2) Additionally to termination (the need of which is probably well known even to young players), you also need biasing. Termination resistors are used twice (once at each end of the bus); biasing resistors are used once at the bus (where exactly does not matter, but often at master). Google for "RS485 fail-safe biasing" for application notes how to calculate them, but do note the name is absurd, fail-safe biasing has absolutely nothing to do with fail-safe, it's a normal operational requirement.

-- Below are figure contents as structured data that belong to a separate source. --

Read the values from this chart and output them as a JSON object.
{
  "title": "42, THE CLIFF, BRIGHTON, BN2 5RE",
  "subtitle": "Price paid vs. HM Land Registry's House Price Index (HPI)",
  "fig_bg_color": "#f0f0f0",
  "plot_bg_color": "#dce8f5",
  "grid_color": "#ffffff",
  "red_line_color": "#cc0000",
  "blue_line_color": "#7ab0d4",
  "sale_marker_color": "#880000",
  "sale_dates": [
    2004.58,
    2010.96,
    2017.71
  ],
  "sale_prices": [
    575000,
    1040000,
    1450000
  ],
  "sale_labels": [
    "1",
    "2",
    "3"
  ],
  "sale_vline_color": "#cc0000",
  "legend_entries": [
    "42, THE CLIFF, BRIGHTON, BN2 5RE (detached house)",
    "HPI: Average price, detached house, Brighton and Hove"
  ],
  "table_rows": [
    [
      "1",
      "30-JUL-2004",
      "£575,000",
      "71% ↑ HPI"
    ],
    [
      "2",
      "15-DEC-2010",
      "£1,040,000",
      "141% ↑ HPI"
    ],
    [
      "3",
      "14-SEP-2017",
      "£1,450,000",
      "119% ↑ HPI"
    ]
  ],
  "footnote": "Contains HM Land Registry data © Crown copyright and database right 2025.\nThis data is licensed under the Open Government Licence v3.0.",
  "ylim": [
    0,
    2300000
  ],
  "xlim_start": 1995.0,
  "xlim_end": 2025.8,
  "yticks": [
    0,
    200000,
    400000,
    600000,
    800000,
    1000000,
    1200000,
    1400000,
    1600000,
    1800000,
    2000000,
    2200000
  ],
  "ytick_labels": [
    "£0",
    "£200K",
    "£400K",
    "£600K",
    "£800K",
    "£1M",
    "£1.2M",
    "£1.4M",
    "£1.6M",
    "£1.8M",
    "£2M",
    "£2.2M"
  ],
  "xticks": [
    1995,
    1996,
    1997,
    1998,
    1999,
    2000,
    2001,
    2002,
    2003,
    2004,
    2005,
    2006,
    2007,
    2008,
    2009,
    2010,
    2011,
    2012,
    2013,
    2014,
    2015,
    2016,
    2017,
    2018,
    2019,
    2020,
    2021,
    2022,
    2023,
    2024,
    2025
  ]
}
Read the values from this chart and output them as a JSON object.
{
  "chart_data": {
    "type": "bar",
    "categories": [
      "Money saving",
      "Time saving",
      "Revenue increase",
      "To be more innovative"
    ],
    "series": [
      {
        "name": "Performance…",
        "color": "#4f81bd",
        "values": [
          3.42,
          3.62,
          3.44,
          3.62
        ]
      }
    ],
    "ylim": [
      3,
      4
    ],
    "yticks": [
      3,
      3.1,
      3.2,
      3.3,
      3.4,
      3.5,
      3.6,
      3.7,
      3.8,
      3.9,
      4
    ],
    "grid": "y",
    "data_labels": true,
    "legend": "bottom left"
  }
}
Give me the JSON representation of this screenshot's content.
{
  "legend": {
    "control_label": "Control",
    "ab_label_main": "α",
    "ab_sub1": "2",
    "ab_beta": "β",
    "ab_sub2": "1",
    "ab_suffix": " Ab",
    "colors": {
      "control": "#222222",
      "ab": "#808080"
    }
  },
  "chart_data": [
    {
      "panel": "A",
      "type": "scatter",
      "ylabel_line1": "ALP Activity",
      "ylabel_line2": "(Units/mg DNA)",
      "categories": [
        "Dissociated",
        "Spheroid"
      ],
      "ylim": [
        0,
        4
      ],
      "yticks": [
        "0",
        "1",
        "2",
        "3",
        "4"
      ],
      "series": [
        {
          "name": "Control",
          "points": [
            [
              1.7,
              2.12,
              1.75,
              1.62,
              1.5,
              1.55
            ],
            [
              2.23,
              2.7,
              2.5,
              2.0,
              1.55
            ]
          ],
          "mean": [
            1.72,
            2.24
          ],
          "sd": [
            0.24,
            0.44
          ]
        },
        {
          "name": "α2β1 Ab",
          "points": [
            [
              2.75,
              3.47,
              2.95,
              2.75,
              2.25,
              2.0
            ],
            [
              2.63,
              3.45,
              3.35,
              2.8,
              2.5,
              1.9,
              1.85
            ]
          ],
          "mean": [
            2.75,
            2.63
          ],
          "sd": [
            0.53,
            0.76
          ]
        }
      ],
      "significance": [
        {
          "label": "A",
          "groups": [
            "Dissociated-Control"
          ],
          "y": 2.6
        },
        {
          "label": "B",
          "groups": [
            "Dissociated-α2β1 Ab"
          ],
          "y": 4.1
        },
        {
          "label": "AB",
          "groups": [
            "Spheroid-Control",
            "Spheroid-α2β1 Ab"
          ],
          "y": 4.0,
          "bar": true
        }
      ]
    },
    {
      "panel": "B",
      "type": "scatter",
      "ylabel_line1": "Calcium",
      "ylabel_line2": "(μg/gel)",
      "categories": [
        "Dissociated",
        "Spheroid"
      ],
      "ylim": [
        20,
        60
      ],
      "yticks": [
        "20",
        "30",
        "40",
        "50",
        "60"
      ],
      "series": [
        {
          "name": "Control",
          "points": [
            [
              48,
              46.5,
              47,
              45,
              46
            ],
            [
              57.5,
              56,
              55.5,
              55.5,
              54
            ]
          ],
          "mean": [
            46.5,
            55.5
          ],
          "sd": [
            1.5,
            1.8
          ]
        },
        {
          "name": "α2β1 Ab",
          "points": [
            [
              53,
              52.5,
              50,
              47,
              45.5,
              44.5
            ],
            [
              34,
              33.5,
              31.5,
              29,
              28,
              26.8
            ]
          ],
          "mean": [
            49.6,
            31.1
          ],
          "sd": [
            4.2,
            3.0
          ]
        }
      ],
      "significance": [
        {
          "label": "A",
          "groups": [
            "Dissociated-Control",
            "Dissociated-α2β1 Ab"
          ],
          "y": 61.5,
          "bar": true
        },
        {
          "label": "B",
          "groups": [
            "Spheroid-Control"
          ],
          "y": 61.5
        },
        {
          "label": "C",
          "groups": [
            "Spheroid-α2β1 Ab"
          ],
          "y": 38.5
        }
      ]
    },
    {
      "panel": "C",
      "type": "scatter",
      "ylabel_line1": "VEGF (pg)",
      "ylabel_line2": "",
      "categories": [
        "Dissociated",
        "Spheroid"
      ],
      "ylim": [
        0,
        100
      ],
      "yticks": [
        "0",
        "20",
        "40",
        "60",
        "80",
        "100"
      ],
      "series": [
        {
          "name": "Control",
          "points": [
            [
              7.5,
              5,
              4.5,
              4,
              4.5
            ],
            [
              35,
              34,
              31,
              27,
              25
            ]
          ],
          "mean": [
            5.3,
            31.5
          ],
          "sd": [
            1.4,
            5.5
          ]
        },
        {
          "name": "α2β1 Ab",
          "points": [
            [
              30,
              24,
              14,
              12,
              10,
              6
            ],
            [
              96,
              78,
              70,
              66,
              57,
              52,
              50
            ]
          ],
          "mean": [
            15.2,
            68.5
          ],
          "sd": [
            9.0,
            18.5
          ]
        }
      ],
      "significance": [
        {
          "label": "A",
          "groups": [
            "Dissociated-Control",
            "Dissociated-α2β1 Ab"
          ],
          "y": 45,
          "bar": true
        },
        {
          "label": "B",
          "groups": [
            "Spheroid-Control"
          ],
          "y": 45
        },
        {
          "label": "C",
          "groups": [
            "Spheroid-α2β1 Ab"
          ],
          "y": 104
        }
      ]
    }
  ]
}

3) Note how there are two differing ways to label A and B; basically Wikipedia + a few others, versus most of the manufacturers. There is still enough disagreement about what the standard originally meant and who is right and who is wrong, so that only practical way is to always test swapping these two signals until the communications work. If you need to try out other parameters, too, this doubles the number of permutations; for each experiment you make, you need to test it with A&B swapped and non-swapped.
Your way of finding the shortest bit and measure it's period seems correct to me. Expect to see any weird baud rates in RS485 systems. And also any stop bit and parity settings. And remember that even if a standard such as the modbus standard says something about the required parity setting, that does not mean anyone follows these requirements.